И все же случай с Эйхманом отличается от истории обычного преступника, который может укрыться от действительности внутри узкого круга подельников. Эйхману необходимо было постоянно вспоминать о прошлом не для того, чтобы проверять, достаточно ли он честен с окружающими и с самим собой, а потому что он сам и мир, в котором он жил, находились в полной гармонии. Немецкое общество, состоявшее из восьмидесяти миллионов человек, так же было защищено от реальности и фактов теми же самыми средствами, тем же самообманом, ложью и глупостью, которые стали сутью его, Эйхмана, менталитета. Эта ложь с годами видоизменялась, очень часто противоречила самой себе, более того, она была разной: одной для различных ветвей партийной иерархии и другой — для всего остального народа. Но практика самообмана была до такой степени всеобъемлющей, почти превратившейся в моральную предпосылку выживания, что даже теперь, через восемнадцать лет после падения нацистского режима, когда большинство специфических деталей его лжи уже забыты, порою трудно не думать, что лицемерие стало составной частью немецкого национального характера.

Во время войны самой убедительной ложью, которую проглотил весь немецкий народ, был лозунг: «Битва за судьбу немецкой нации» (Der Schicksalskampf des deutschen Volkes). Этот лозунг сочинил то ли Гитлер, то ли Геббельс, и были в нем три облегчавшие самообман составляющие: он предполагал, во-первых, что война — это вовсе не война, во-вторых, что развязали ее судьба, рок, а не сама Германия, и, в-третьих, это вопрос жизни или смерти для немцев, которые должны полностью уничтожить своих врагов, а то враги полностью уничтожат их самих.
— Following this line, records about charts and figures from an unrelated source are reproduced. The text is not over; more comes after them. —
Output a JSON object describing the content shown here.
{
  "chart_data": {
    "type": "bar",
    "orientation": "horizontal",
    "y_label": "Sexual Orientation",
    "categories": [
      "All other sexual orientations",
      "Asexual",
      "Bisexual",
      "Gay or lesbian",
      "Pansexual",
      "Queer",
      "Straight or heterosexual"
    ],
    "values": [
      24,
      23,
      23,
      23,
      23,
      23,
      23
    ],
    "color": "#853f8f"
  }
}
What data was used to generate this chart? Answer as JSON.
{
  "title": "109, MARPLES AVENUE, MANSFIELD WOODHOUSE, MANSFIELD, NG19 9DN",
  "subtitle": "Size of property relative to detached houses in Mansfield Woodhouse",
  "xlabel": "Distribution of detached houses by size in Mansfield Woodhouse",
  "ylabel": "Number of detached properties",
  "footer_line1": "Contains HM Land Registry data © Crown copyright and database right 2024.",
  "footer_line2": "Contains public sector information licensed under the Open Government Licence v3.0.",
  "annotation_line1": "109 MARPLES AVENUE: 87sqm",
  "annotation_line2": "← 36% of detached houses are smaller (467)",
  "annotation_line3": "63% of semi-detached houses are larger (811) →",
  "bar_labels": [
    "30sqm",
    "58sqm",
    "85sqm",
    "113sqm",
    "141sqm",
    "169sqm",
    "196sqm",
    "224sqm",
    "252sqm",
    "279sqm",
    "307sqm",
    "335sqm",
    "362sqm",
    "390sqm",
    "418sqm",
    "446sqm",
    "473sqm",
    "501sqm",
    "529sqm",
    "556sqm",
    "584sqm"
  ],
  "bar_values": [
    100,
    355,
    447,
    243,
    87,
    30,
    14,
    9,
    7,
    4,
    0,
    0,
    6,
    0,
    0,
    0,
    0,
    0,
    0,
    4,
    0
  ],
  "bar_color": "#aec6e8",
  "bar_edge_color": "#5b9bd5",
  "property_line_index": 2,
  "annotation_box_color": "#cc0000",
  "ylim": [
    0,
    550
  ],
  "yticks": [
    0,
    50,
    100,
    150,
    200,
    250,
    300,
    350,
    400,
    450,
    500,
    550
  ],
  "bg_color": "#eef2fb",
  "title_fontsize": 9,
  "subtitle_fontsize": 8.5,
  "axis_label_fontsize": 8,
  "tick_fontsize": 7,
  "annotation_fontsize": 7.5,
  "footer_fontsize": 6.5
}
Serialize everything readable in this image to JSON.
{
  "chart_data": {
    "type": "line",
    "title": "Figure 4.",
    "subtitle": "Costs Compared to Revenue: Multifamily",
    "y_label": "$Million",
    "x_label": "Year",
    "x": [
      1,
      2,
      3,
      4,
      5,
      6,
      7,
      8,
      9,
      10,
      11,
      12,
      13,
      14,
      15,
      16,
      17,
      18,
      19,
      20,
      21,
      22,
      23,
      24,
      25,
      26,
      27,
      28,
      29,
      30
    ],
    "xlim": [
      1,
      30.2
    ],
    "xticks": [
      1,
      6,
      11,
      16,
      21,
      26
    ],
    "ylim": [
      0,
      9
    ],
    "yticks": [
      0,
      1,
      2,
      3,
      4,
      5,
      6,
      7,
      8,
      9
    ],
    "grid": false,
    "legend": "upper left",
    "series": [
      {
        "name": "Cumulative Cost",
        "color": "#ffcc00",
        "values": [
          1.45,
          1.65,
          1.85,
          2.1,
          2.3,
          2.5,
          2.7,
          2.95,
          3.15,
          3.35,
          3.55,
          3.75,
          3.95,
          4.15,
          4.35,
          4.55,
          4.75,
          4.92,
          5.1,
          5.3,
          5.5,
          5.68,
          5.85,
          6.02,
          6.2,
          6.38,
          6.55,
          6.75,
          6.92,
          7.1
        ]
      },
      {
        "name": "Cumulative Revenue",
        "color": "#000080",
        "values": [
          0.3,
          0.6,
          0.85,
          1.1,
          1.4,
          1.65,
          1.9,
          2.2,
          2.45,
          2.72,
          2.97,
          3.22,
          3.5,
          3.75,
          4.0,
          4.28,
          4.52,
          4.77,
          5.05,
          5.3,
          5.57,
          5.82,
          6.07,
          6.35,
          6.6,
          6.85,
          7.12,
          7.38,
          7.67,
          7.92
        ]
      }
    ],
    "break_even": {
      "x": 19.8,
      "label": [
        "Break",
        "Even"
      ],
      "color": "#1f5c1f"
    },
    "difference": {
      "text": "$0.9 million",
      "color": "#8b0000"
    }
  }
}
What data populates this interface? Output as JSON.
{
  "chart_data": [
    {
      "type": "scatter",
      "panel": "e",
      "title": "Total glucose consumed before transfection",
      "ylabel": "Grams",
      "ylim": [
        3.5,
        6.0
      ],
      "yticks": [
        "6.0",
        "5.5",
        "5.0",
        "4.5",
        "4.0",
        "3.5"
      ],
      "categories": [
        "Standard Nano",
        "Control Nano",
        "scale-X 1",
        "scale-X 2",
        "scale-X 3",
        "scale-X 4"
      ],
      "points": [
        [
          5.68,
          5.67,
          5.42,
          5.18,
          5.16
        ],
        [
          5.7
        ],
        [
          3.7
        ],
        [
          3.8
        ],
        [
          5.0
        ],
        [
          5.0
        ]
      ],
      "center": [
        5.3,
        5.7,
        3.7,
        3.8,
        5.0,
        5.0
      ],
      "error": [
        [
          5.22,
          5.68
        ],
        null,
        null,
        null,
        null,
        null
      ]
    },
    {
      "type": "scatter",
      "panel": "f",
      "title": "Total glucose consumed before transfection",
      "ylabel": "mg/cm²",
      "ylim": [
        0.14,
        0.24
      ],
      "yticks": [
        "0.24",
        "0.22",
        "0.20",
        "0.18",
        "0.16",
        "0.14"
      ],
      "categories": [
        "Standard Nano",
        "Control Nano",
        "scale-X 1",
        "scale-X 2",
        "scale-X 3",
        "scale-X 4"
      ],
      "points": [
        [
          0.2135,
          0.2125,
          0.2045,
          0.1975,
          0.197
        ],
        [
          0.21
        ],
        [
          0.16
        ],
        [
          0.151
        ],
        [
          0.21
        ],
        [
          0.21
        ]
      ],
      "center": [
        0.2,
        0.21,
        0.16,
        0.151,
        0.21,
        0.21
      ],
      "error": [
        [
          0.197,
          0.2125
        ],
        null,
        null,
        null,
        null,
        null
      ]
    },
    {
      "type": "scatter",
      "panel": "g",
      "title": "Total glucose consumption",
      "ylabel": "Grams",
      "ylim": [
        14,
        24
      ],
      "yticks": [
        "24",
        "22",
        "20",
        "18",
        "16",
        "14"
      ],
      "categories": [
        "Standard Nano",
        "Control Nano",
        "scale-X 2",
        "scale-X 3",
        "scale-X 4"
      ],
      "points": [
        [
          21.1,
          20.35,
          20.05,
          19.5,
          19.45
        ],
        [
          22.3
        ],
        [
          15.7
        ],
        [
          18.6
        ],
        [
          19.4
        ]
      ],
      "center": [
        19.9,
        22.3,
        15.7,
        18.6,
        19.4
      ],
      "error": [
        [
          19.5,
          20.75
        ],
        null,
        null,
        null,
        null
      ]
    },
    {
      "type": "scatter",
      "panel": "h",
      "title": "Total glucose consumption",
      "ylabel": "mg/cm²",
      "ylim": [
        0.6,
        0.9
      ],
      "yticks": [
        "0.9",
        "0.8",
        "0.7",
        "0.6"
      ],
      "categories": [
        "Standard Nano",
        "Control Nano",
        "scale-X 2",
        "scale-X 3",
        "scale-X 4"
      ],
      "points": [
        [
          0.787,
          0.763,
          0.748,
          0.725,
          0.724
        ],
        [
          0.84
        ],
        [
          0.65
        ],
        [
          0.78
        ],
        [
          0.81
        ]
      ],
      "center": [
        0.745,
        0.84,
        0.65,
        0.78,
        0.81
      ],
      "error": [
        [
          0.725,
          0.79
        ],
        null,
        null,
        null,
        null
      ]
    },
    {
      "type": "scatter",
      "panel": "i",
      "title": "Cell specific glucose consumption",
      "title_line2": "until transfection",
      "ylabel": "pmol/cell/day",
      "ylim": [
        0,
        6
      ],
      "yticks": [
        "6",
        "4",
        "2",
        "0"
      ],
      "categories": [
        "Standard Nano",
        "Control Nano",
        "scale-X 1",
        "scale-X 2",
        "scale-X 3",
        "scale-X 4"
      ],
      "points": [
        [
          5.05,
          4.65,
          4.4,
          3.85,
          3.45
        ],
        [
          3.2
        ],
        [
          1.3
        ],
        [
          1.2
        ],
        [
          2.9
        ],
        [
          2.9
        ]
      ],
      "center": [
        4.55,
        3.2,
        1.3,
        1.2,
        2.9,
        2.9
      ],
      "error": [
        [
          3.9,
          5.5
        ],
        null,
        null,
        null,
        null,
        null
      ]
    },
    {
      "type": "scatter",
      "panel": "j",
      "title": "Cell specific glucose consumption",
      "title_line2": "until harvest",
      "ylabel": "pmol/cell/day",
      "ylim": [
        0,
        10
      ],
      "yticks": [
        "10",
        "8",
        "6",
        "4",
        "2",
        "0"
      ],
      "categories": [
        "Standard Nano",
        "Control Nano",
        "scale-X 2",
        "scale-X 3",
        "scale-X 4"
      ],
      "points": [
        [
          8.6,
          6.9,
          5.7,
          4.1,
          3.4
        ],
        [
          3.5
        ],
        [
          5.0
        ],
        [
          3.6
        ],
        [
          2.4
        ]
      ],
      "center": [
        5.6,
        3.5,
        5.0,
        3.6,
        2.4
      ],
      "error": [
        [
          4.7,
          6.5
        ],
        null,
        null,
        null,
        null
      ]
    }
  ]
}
Поразительная готовность, с которой Эйхман сначала в Аргентине, а потом и в Иерусалиме признавался в своих преступлениях, была рождена не столько свойственной всем преступникам склонностью к самообману, сколько духом лицемерия, который не просто пропитывал, но составлял всю атмосферу Третьего рейха. «Конечно», он участвовал в уничтожении евреев; конечно, если бы «он не обеспечивал их транспор-тировку, они бы не попали в руки палачей». «В чем, — вопрошал он, — мне "признаваться"»? Но теперь, продолжал он, он «хотел бы помириться с бывшими врагами». Сентиментальное побуждение, которое испытывал не только он, но и Гиммлер — тот высказывался в таком же духе перед концом войны, и лидер рабо-чего фронта Роберт Лей (этот, незадолго до того как покончить с собой в Нюрнберге, предлагал создать «согласительный комитет», состоящий из нацистов, ответственных за массовые убийства, и выживших евреев); в это невозможно поверить, но подобные сантименты, выраженные похожими словами, посещали в конце войны многих немцев. Это чудовищное клише не было спущено им сверху, немцы сфабриковали его самостоя-тельно, и оно было столь же далеким от реальности, как и остальные клише, по которым они жили в течение двадцати лет: легко представить себе «радостный подъем» на лице того, с чьих уст оно срывалось.

Мозг Эйхмана был переполнен такого рода сентенциями до самого края. Память его по части разного рода событий была крайне ненадежной: однажды судья Ландау, выйдя из себя (обычно он такого себе не позволял), воскликнул: «Так что вы можете вспомнить?!» (если уж вы не помните дискуссию на так называемой Ванзейской конференции, на которой обсуждались различные методики убийств), — как и следовало ожидать, Эйхман ответил, что хорошо помнит поворотные пункты своей карьеры, которые не обязательно совпадали с поворотными пунктами в процессе уничтожения евреев или с поворотными пунктами самой истории. (Он всегда с трудом припоминал дату начала войны или нападения на Россию.) Но при этом следует отметить, что он не забыл ни одной из сентенций, которые в разное время дарили ему «радостный подъем». Поэтому когда во время перекрестных допросов судьи пытались достучаться до его совести, они каждый раз натыкались на этот самый «подъем», и неудивительно, что они сначала растерялись, а затемм разозлились, когда поняли, что в распоряжении обвиняемого имеется разнообразнейший набор клише на каждый момент его жизни и на каждый вид деятельности. Для него, для сю сознания никаких противоречий между фразой «Я сойду в могилу, смеясь», которую он твердил в конце войны, и фразой, которую он твердил теперь — «Я готов повеситься публично в назидание всем живущим на земле антисемитам», — не было: обе он произносил с одинаковым «подъемом».